We wish to demonstrate how data assimilation techniques can be used to quantify model errors. Model error on a case by case basis is unknowable, as the governing equations cannot be solved completely and some processes cannot be represented by equations. However, information about the statistics of model error can be inferred from the observations.  In order to achieve this, we incorporate a stochastic representation of model error which can be calibrated. This can be physically based, for instance the stochastic backscatter scheme, or be represented by a simple covariance model as used in the operational data assimilation. We then carry out a stochastic data assimilation using an ensemble DA method. The model in the ensemble is augmented by the stochastic term. The ensemble is then run on into a forecast.  The predictions are verified by testing the hypothesis that the truth is a member of the population represented by the ensemble.   Results are shown using an ensemble of 4dVars and comparing the stochastic backscatter and other physically based model error representations with that given by using a simple covariance model. These results can be used to inform the design of ensembles. They also give a measure of the quality of the deterministic model because the size of the model error is estimated independently of the uncertainty in the initial data.

 

Nigel Wood (Met Office)

GungHo into the future: developing a dynamical core for exascale machines

To continue improving the accuracy and reliability of our climate models requires us to harness the power of some of the world's largest supercomputers. To add to the challenge, supercomputers are entering a period of radical change in their architecture. It is predicted that by the early 2020's exascale machines (capable of performing 10^18 FLOPS) will become a reality. This will be achieved though by a huge increase in the number of processors; numbers in the region of a million processors seem likely.

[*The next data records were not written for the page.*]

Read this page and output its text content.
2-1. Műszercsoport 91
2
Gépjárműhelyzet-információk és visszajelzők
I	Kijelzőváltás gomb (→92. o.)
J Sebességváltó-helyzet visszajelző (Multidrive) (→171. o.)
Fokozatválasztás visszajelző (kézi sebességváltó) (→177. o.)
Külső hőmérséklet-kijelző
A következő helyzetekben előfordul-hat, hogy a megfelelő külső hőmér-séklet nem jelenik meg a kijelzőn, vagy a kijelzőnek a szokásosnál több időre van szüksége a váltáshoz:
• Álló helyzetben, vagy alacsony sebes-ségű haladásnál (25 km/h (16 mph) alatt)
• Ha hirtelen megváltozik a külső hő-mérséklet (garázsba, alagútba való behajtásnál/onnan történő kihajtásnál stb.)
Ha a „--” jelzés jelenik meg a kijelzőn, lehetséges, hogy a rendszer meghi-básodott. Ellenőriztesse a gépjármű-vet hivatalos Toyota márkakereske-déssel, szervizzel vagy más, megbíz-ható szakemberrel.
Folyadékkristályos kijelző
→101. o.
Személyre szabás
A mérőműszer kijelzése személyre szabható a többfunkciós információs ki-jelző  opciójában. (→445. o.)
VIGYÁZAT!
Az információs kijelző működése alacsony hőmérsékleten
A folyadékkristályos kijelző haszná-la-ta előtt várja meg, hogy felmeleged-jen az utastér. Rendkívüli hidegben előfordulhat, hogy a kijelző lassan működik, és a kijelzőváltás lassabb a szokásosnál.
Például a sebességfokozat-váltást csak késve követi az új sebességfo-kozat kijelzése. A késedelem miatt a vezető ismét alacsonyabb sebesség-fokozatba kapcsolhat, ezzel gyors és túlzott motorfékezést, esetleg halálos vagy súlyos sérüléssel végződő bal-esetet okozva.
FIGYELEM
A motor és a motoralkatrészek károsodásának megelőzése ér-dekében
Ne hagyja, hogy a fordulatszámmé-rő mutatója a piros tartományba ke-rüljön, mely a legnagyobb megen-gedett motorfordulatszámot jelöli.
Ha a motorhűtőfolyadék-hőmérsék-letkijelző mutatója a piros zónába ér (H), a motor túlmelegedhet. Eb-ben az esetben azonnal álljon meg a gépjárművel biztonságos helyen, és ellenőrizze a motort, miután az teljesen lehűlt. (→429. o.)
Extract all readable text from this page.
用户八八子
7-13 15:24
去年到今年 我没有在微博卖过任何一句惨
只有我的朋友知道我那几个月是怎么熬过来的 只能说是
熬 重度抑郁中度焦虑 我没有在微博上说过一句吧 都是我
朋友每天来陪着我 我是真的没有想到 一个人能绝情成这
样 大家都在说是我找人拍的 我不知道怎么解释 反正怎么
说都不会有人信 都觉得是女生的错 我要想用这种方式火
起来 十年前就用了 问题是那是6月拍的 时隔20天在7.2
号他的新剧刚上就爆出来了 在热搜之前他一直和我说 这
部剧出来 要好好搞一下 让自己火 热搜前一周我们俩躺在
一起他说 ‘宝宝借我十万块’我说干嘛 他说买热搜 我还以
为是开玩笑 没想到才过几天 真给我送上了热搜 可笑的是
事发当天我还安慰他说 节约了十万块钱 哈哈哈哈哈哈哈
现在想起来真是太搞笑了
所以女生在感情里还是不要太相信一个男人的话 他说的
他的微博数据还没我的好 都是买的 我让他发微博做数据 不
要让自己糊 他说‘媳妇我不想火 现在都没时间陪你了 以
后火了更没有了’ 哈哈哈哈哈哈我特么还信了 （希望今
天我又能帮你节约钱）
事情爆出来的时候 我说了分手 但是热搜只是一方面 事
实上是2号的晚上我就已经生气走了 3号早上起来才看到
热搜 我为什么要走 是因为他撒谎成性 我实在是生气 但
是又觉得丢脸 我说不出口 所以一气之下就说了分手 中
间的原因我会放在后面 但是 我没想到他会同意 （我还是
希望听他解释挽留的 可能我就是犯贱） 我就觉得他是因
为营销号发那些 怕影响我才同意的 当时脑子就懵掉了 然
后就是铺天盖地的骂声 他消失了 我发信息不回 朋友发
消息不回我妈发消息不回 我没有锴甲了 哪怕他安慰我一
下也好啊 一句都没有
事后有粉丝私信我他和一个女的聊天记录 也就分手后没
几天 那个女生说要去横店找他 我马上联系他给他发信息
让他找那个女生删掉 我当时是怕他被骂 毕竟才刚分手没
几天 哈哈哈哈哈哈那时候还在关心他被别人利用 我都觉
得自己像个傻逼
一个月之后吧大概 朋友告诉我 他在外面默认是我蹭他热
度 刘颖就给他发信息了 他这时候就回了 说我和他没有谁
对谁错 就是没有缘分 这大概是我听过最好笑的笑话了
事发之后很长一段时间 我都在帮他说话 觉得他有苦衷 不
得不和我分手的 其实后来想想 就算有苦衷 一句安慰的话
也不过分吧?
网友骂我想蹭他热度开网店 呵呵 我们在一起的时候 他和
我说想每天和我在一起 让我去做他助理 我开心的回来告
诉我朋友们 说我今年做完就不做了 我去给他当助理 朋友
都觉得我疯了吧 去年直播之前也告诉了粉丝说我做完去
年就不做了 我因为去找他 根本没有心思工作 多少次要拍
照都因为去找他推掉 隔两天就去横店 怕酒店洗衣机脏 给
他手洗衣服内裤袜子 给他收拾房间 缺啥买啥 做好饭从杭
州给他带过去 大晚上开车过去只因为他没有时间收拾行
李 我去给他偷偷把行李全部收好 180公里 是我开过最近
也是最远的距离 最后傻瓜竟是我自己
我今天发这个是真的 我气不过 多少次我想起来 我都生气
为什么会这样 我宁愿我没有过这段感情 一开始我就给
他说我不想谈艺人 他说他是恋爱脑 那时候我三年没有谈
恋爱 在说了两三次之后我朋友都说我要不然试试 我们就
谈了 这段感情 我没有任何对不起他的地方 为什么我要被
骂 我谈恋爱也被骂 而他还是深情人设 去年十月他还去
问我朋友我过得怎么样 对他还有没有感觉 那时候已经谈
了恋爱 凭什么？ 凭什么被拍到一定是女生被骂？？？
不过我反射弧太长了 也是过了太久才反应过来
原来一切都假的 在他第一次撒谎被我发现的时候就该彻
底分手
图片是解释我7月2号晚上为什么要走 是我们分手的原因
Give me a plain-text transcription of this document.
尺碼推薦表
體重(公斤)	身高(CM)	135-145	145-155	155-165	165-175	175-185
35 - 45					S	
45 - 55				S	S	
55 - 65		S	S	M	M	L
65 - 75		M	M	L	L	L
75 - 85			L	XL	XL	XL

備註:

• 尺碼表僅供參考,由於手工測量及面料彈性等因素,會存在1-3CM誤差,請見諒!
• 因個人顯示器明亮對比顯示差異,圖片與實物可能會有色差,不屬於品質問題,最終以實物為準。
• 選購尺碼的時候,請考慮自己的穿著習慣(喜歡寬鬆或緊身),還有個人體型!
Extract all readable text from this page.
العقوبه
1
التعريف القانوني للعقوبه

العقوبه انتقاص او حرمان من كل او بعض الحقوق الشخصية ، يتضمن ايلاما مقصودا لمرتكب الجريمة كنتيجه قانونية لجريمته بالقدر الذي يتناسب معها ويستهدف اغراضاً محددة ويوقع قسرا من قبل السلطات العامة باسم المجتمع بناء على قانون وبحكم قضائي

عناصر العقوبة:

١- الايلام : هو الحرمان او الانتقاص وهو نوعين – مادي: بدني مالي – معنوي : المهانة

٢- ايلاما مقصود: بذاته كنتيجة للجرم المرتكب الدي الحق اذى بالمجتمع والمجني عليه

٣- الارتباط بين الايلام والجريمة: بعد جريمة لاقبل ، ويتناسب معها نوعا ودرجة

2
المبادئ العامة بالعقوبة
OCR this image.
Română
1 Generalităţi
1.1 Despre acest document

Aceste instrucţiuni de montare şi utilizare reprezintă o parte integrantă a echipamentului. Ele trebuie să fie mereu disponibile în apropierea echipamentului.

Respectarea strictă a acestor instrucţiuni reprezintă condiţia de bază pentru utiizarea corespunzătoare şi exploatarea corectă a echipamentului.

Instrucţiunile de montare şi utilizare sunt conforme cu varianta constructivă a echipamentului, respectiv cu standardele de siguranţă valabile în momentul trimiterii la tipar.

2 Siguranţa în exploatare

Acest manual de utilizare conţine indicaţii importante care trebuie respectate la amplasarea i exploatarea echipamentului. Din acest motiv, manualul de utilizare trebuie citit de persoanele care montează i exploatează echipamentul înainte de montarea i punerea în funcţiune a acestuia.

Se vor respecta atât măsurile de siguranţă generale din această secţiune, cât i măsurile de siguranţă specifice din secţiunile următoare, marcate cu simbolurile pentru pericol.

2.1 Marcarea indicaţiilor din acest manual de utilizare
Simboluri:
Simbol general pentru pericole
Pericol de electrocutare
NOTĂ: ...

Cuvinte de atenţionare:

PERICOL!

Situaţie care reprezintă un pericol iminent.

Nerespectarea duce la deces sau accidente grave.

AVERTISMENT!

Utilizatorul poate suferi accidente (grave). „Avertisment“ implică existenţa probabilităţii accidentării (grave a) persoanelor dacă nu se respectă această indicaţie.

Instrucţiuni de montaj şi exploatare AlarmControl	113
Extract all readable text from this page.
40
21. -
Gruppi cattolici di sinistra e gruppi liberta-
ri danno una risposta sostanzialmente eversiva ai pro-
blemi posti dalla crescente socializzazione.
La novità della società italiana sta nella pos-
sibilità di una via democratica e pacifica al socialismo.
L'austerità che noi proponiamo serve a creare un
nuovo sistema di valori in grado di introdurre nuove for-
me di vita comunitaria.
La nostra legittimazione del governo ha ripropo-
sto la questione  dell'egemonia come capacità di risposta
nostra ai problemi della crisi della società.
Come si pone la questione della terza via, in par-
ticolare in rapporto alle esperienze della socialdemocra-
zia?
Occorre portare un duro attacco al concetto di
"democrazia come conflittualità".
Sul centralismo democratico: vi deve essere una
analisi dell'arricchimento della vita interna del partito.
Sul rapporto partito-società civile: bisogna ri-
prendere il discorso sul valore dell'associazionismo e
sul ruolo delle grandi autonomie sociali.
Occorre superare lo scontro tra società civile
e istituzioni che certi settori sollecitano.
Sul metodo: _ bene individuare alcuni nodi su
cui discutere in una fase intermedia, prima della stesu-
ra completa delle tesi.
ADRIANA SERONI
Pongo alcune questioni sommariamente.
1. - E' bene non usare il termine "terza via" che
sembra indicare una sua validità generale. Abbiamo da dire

Rising to this challenge is made more difficult by the fact that the UK Met Office's model (the MetUM) is unified in that the same dynamical core (and increasingly also the same physics packages and settings) is used for all our operational weather and climate predictions. The model therefore has to perform well across a wide range of both spatial scales [O(10^0)-O(10^4)km] and temporal scales [O(10^-1)-O(10^4) days] as well as a wide range of platforms.

This talk will outline the current status of the MetUM and then focus on GungHo!, the project that is redesigning the dynamical core of the model to radically improve its scalability whilst retaining good accuracy.